In filebeat processing json log files that does not need processing

gred7 · September 29, 2023, 3:31pm

Hello Everybody,

Hope somebody could answer my question.

I have an app, that writes logs in json format, that are ALREADY prepared as message for elastic.
one example of what I have in logs:

{"@timestamp":"2023-09-29T07:02:48.361Z","log.level":"info","log.label":null,"log.namespace":"SudreyestrQueue","message":113753266,"client":{"ip":null},"labels":["cid_a457abfc","job_edrsr_sync_docs","entityName__documents.csv"],"meta":{"doc_id":113753266,"cause_num":"554/3112/22","date_publ":"2023-09-29","content_length":198178,"visible_status":0,"stage":"proc_index","status":"ok","description":null},"state":{"entityName":"documents.csv","cid":"a457abfc"}}

what I see,is that filebeat does not correctly passes such logs entries to elastic.
Is this doable at all? or should I have my logging rewritten?

- type: filestream

  # Unique ID among all inputs, an ID is required.
  id: dhimp-imports

  # Change to true to enable this input configuration.
  enabled: true

  # Paths that should be crawled and fetched.
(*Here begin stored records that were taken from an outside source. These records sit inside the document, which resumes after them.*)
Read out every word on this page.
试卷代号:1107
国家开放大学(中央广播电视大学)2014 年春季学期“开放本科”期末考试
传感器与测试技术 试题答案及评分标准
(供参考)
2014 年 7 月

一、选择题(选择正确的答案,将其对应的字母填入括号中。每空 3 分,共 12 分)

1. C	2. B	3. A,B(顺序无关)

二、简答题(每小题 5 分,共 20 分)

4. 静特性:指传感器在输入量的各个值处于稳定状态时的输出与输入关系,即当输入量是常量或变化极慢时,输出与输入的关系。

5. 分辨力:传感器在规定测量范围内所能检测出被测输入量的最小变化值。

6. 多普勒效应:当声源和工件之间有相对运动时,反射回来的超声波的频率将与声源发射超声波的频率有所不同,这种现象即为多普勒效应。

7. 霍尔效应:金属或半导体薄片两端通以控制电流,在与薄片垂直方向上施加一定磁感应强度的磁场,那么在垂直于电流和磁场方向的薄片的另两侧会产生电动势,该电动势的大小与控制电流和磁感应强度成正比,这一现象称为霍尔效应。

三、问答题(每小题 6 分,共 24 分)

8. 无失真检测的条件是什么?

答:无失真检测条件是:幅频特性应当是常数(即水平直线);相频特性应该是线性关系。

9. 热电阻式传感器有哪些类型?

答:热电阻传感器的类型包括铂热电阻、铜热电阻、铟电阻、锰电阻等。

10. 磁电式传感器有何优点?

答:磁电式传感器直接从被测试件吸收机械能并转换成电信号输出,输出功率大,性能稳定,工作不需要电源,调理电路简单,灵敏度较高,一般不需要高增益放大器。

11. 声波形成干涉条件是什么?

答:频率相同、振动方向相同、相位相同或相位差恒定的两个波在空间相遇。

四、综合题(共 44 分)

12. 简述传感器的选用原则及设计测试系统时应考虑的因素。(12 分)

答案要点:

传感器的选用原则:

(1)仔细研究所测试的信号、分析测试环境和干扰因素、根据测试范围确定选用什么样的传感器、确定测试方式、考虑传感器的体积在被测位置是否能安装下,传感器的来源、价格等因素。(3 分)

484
Glob based paths.
  paths:
    - /var/ldb/log/app.filebeat.dev.log
  json.keys_under_root: true
  json.overwrite_keys: true
  json.add_error_key: true
  json.expand_keys: true 
  parsers:
    - ndjson:
        target: ""
        overwrite_keys: true
        add_error_key: true
        expand_keys: true

setup.template.overwrite: true

processors:
  - add_host_metadata:
      when.not.contains.tags: forwarded
  - add_cloud_metadata: ~
  - add_docker_metadata: ~
  - add_kubernetes_metadata: ~

leandrojmp · September 29, 2023, 3:44pm

Can you share an example of this? It is not clear what is the issue as you didn't share what is the output you are getting and what is the expected output.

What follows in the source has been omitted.